Thursday 22 October 2015

Sky sails on - 133,000 new UK broadband customers in Q1

Very strong results from Sky for the first quarter which now includes the more pan european focus of Germany and Italy (in anticipation perhaps of the potential digital single market).

Much was made at the time of the loss of Champions League rights in both the UK and Italian markets but in response Sky added 134,000 customers in UK with, if I have read this right, 133,000 taking a broadband package and 43,000 taking a TV package. Churn levels might have been expected to jump but stayed on trend at about 10%. As they might say to BT "take that sports lover".

It does not look like Sky engaged in insane levels of marketing spend to achieve this but perhaps that is hidden somewhere in the numbers.

On the specific point of the Champions League rights Jeremy Darroch commented "We've pretty much sailed on as we did in the fourth quarter". He also offered a view that the broadband customer adds had come from other operators not new entrants although suggested we wait for other results to come out in the next few weeks.
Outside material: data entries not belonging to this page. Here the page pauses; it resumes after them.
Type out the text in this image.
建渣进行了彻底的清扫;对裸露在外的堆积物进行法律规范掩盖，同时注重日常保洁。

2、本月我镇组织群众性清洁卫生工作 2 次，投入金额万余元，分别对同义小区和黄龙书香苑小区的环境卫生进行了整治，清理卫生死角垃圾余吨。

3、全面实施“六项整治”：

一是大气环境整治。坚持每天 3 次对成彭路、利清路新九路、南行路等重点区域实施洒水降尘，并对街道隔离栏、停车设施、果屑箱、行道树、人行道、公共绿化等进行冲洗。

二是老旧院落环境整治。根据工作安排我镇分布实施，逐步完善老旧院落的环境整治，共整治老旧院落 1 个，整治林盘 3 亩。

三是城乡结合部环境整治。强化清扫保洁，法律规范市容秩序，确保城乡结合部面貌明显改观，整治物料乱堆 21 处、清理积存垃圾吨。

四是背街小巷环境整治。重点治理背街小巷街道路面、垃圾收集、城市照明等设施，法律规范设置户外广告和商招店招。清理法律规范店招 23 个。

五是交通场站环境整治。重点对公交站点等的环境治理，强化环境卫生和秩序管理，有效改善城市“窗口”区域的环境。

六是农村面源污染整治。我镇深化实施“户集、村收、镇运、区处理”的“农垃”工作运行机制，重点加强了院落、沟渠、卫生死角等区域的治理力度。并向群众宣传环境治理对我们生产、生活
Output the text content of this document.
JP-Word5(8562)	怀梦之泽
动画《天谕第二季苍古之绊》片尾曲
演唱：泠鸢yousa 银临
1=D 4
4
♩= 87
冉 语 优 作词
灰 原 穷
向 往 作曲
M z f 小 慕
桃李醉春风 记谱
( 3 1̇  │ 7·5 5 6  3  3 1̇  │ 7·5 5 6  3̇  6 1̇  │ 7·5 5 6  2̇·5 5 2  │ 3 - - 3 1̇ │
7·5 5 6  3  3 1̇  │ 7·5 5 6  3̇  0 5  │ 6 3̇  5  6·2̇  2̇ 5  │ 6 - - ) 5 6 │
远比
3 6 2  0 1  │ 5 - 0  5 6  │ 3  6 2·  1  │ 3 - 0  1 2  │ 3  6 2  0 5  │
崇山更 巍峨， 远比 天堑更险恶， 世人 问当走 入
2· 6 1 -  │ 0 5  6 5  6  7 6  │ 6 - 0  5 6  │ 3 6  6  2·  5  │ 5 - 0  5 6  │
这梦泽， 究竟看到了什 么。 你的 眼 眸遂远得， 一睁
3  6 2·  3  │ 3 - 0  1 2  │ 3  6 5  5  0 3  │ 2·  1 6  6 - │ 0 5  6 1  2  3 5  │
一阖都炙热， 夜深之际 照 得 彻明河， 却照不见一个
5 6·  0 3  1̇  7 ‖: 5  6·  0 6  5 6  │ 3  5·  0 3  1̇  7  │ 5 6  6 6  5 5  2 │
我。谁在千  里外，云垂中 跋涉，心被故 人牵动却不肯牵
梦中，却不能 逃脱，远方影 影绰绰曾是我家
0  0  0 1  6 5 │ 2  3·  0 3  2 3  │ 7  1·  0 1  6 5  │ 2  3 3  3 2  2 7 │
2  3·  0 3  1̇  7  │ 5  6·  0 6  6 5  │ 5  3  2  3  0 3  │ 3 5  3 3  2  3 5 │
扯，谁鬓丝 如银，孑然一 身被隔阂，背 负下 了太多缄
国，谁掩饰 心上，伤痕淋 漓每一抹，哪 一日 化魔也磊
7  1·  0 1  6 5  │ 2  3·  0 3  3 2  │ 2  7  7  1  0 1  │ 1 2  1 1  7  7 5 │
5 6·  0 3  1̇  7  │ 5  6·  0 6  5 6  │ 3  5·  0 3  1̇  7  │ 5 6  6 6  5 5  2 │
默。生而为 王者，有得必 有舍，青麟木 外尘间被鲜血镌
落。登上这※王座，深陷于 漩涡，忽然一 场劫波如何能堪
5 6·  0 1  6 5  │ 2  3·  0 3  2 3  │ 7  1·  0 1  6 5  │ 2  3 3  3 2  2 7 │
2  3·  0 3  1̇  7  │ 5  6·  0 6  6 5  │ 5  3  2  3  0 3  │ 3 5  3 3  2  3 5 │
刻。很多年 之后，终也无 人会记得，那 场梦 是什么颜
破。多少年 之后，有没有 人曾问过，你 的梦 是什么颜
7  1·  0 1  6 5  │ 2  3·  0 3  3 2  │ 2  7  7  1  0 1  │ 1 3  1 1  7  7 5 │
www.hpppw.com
This is fascinating and raises a number of questions

1. Does this suggest that the Champions League has no real value to Sky in terms of customer acquisition and retention ? - Yes it looks like it which is not great news for UEFA but does explain why Sky did not try to outbid BT.

2. If so is the reverse true and will BT add relatively few customers as a result. - This is more complicated and will depend on the strength of BT's overall proposition but the quarterly results are out on the 29th October. Broadband penetration in the UK is at about 80% of adults so overall growth is possible without a positive impact from the Champions League.

3. Is this clear evidence that Sky has now diversified its offering via broadband, NowTV, Sky Store etc so much that it is no longer reliant on Premium Sports rights ? To old hands (& potential flat earthers) in the industry this is almost heresy but is starting to look accurate. Therefore is the current rights inflation in the UK of Premier League rights purely a result of competition between BT and Sky ?

This goes some way to explaining the relaxed attitude at Sky to widespread 24/7/365 content leakage via piracy. Content exclusivity is not what is was and the view is perhaps that consumers of pirate content are not ever going to be subscribers.

An alternative view is that due to the high levels of live piracy that exist in sport "exclusive" rights deals no longer have the power to create or shift a subscriber base.

Either way Sky have altered their offering so much that exclusivity of premium content is no longer the main driver but one of many drivers.

BT appear to be taking a more old school approach based on exclusive content  - so very interesting set of results on the 29th.